Повесть о Федоте Шубине - Коничев Константин Иванович 3 стр.


"Лета господня 1759 года в 10-й день апреля преосвященному епископу Холмогорскому и Важескому ведомо учинилось, крестьянский сын Куростровской волости Федотко Шубной сказывал и похвалялся в разговоре в харчевице горожанина Башкирцева, что он, Федотко, с братом Яшкой вырежут князей и царствующий дом и на дереве развешут. По указу преосвященного, будучи расспрашиван, вышеописанный Федотко Шубной в расспросе сказал: в прошлой-де неделе сего апреля он зело не в трезвой памяти от бражного увеселения хвалился и за благо почитал, действительно, сотворить в дар царице все родословие державы Российской от Рюрика до ныне благополучно царствующей государыни и что вырезать сие родословие вознамерился с братом Яшкой в виде барельефов на моржовой кости, поелику не подвернется слоновая по дороготе своей. За сим Федотка Шубной к дому отпущен с упреждения отца протопопа. Руку приложил Гришка Уховертов".
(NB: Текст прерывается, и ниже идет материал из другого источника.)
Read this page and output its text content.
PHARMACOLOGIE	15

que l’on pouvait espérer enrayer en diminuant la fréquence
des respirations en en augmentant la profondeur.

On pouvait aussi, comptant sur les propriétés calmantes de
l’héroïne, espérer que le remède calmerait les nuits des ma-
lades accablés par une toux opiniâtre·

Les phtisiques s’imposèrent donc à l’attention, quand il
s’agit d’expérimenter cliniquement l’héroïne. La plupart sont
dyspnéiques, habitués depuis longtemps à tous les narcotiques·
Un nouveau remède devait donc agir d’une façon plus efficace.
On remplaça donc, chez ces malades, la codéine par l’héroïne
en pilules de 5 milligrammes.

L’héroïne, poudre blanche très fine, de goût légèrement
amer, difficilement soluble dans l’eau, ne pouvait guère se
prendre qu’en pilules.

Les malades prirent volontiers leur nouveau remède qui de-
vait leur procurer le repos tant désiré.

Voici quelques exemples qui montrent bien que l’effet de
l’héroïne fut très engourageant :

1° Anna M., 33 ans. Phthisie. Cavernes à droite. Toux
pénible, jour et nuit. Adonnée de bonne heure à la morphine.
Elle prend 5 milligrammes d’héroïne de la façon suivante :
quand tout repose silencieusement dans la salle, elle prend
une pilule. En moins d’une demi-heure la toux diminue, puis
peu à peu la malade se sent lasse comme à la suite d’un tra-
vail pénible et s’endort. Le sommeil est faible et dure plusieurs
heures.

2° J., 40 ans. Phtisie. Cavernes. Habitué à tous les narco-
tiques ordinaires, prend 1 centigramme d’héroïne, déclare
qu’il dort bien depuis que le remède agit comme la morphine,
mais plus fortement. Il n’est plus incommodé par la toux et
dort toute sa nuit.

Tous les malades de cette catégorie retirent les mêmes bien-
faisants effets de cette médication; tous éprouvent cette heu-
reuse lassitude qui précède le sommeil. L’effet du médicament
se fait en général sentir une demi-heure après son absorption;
Домой из крестовой палаты Федот вернулся пасмурный и сказал брату Якову:

- Будет подходящая кость, будет время, ты и вырезай царей, а я тебе не помощник. Меня вон к протопопу на исповедание таскали… В эту зиму в столицу подамся. Одна голова не бедна, а и бедна, так одна…

Отказавшись от работы в архангельской косторезной мастерской, Федот Шубной сживался с мыслью уйти подальше из дому.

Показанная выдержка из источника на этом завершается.